Teaching our children how to deal with discouragement is also another way in which parents can prepare their children for the mission field, and for life in general. Missionary work is filled with many ups and downs. There are many great and marvelous experiences to be had. However, we know that there is opposition in all things, and along with those highs, will be some low moments as well. We cannot expect every moment of our mission, or of our live to be one continuous high. Young people need to learn how to deal with discouragement, and how to continue pressing forward, with faith, even in the face of adversity.
Discouragement comes to all missionaries at one time or another. It is not the same thing as depression. Individuals who are prone to serious states of depression or mental illness, who have previously required counseling and medication should consult with their priesthood leaders prior to submitting an application for missionary service. The application must include an honest history. If medication has been prescribed, it should be continued while serving in the mission field. (See: S. Brent Scharman, “Preparing Your Future Missionary,” Ensign, Oct. 2004, 17)
Be Missionaries Now!
All of the things we have talked about thus far, are important, excellent ways in which to prepare our youth to serve missions. All of these things are quite useful and necessary.

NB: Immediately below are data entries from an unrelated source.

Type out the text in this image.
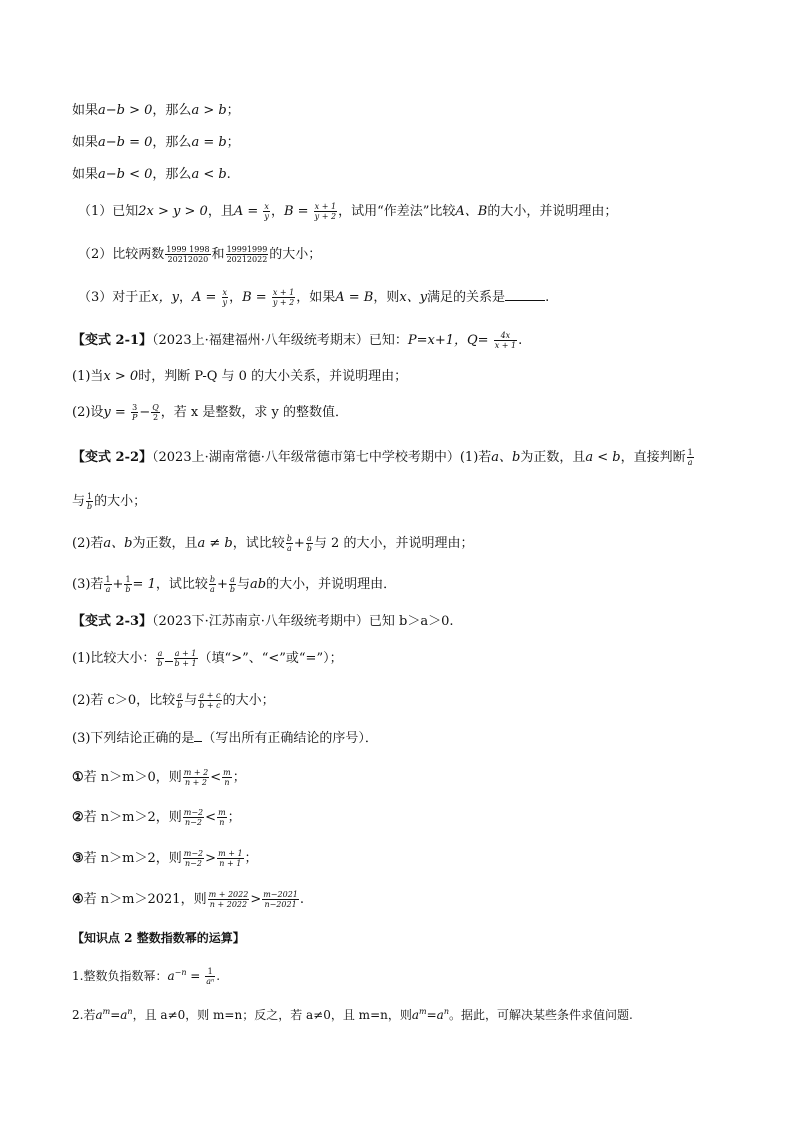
如果a−b > 0，那么a > b；
如果a−b = 0，那么a = b；
如果a−b < 0，那么a < b.
（1）已知2x > y > 0，且$A = \frac{x}{y}$ ，$B = \frac{x + 1}{y + 2}$ ，试用“作差法”比较A、B的大小，并说明理由；
（2）比较两数 $\frac{1999 1998}{20212020}$ 和 $\frac{19991999}{20212022}$ 的大小；
（3）对于正x，y，$A = \frac{x}{y}$ ，$B = \frac{x + 1}{y + 2}$ ，如果A = B，则x、y满足的关系是	.
【变式 2-1】（2023上·福建福州·八年级统考期末）已知：P=x+1，$Q= \frac{4x}{x + 1}$ .
(1)当x > 0时，判断 P-Q 与 0 的大小关系，并说明理由；
(2)设$y = \frac{3}{P} - \frac{Q}{2}$ ，若 x 是整数，求 y 的整数值．
【变式 2-2】（2023上·湖南常德·八年级常德市第七中学校考期中）(1)若a、b为正数，且a < b，直接判断 $\frac{1}{a}$
与 $\frac{1}{b}$ 的大小；
(2)若a、b为正数，且a ≠ b，试比较 $\frac{b}{a} + \frac{a}{b}$ 与 2 的大小，并说明理由；
(3)若 $\frac{1}{a} + \frac{1}{b} = 1$，试比较 $\frac{b}{a} + \frac{a}{b}$ 与ab的大小，并说明理由．
【变式 2-3】（2023下·江苏南京·八年级统考期中）已知 b＞a＞0.
(1)比较大小： $\frac{a}{b} \frac{a + 1}{b + 1}$ （填“>”、“<”或“=”）；
(2)若 c＞0，比较 $\frac{a}{b}$ 与 $\frac{a + c}{b + c}$ 的大小；
(3)下列结论正确的是 （写出所有正确结论的序号）．
①若 n＞m＞0，则 $\frac{m + 2}{n + 2} < \frac{m}{n}$ ；
②若 n＞m＞2，则 $\frac{m-2}{n-2} < \frac{m}{n}$ ；
③若 n＞m＞2，则 $\frac{m-2}{n-2} > \frac{m + 1}{n + 1}$ ；
④若 n＞m＞2021，则 $\frac{m + 2022}{n + 2022} > \frac{m-2021}{n-2021}$ .
【知识点 2 整数指数幂的运算】
1.整数负指数幂：$a^{-n} = \frac{1}{\text{aⁿ}}$ .
2.若$a^m=a^n$，且 a≠0，则 m=n；反之，若 a≠0，且 m=n，则$a^m=a^n$。据此，可解决某些条件求值问题.
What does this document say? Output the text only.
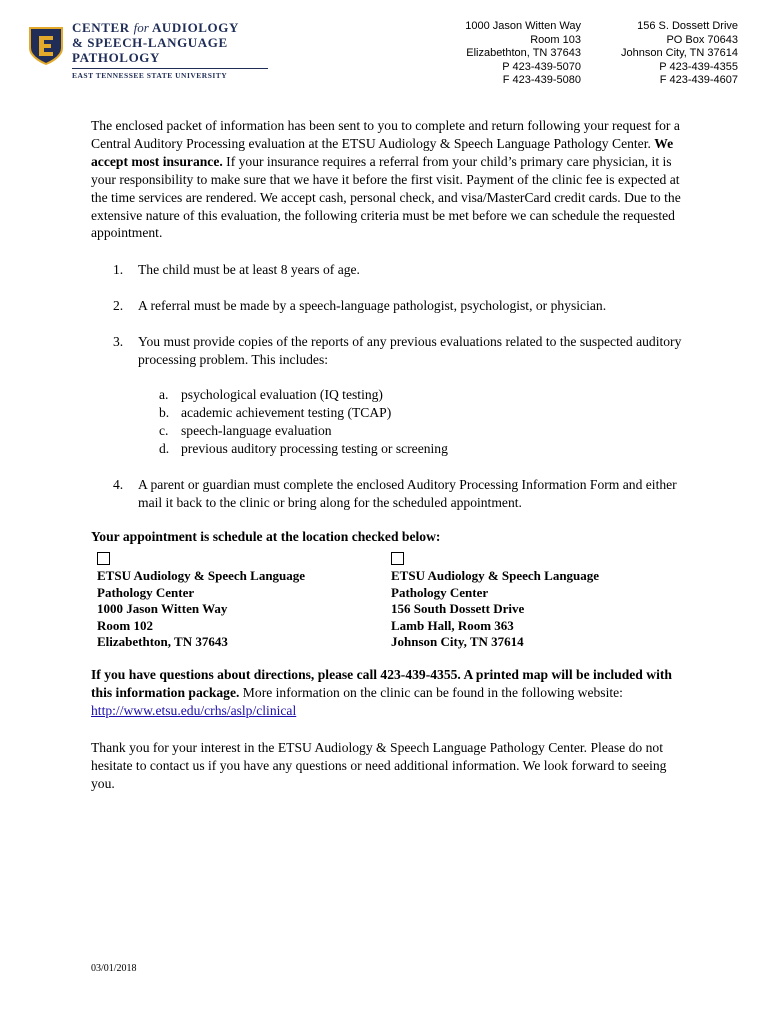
CENTER for AUDIOLOGY
& SPEECH-LANGUAGE
PATHOLOGY
EAST TENNESSEE STATE UNIVERSITY
1000 Jason Witten Way
Room 103
Elizabethton, TN 37643
P 423-439-5070
F 423-439-5080
156 S. Dossett Drive
PO Box 70643
Johnson City, TN 37614
P 423-439-4355
F 423-439-4607

The enclosed packet of information has been sent to you to complete and return following your request for a Central Auditory Processing evaluation at the ETSU Audiology & Speech Language Pathology Center. We accept most insurance. If your insurance requires a referral from your child’s primary care physician, it is your responsibility to make sure that we have it before the first visit. Payment of the clinic fee is expected at the time services are rendered. We accept cash, personal check, and visa/MasterCard credit cards. Due to the extensive nature of this evaluation, the following criteria must be met before we can schedule the requested appointment.

1. The child must be at least 8 years of age.
2. A referral must be made by a speech-language pathologist, psychologist, or physician.
3. You must provide copies of the reports of any previous evaluations related to the suspected auditory processing problem. This includes:
a. psychological evaluation (IQ testing)
b. academic achievement testing (TCAP)
c. speech-language evaluation
d. previous auditory processing testing or screening
4. A parent or guardian must complete the enclosed Auditory Processing Information Form and either mail it back to the clinic or bring along for the scheduled appointment.

Your appointment is schedule at the location checked below:

ETSU Audiology & Speech Language
Pathology Center
1000 Jason Witten Way
Room 102
Elizabethton, TN 37643
ETSU Audiology & Speech Language
Pathology Center
156 South Dossett Drive
Lamb Hall, Room 363
Johnson City, TN 37614

If you have questions about directions, please call 423-439-4355. A printed map will be included with this information package. More information on the clinic can be found in the following website: http://www.etsu.edu/crhs/aslp/clinical

Thank you for your interest in the ETSU Audiology & Speech Language Pathology Center. Please do not hesitate to contact us if you have any questions or need additional information. We look forward to seeing you.

03/01/2018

However, if I were to choose one single way, that you can best prepare a child for a mission, it would be to become missionaries right now! You don't have to wait until your are 19 (or 21) to be a missionary. Likewise, we shouldn't quit being missionaries after being released from full-time missionary service.
If you, as a family are actively seeking out missionary opportunities, and inviting your friends and neighbors to be taught the gospel in your own home, you will provide the opportunity for your children to see real missionaries in action!
Having the full-missionaries frequently in your home, as they teach a neighbor or friend brings a powerful spirit into your home. What better preparation for a mission is there than actually seeing the change of conversion come over a friend or loved-one as they accept the gospel of Jesus Christ. What a powerful influence it will be on your children as they see investigators enter the waters of baptism, and receive the gift of the Holy Ghost. Let your own children study and pray, and gain their own testimonies of the gospel, right along with the investigators who are being taught in your home.
The spirit and the example of the full-time missionaries will also rub-off on your whole family as well. If your home is filled with the spirit of missionary work, your children will be also. They will have tasted of that sweet spirit the gospel brings, and have a desire to share it with others. And when the time comes, it will be their desire to serve a full-time mission, and declare the glad tidings of the gospel to all who will hear.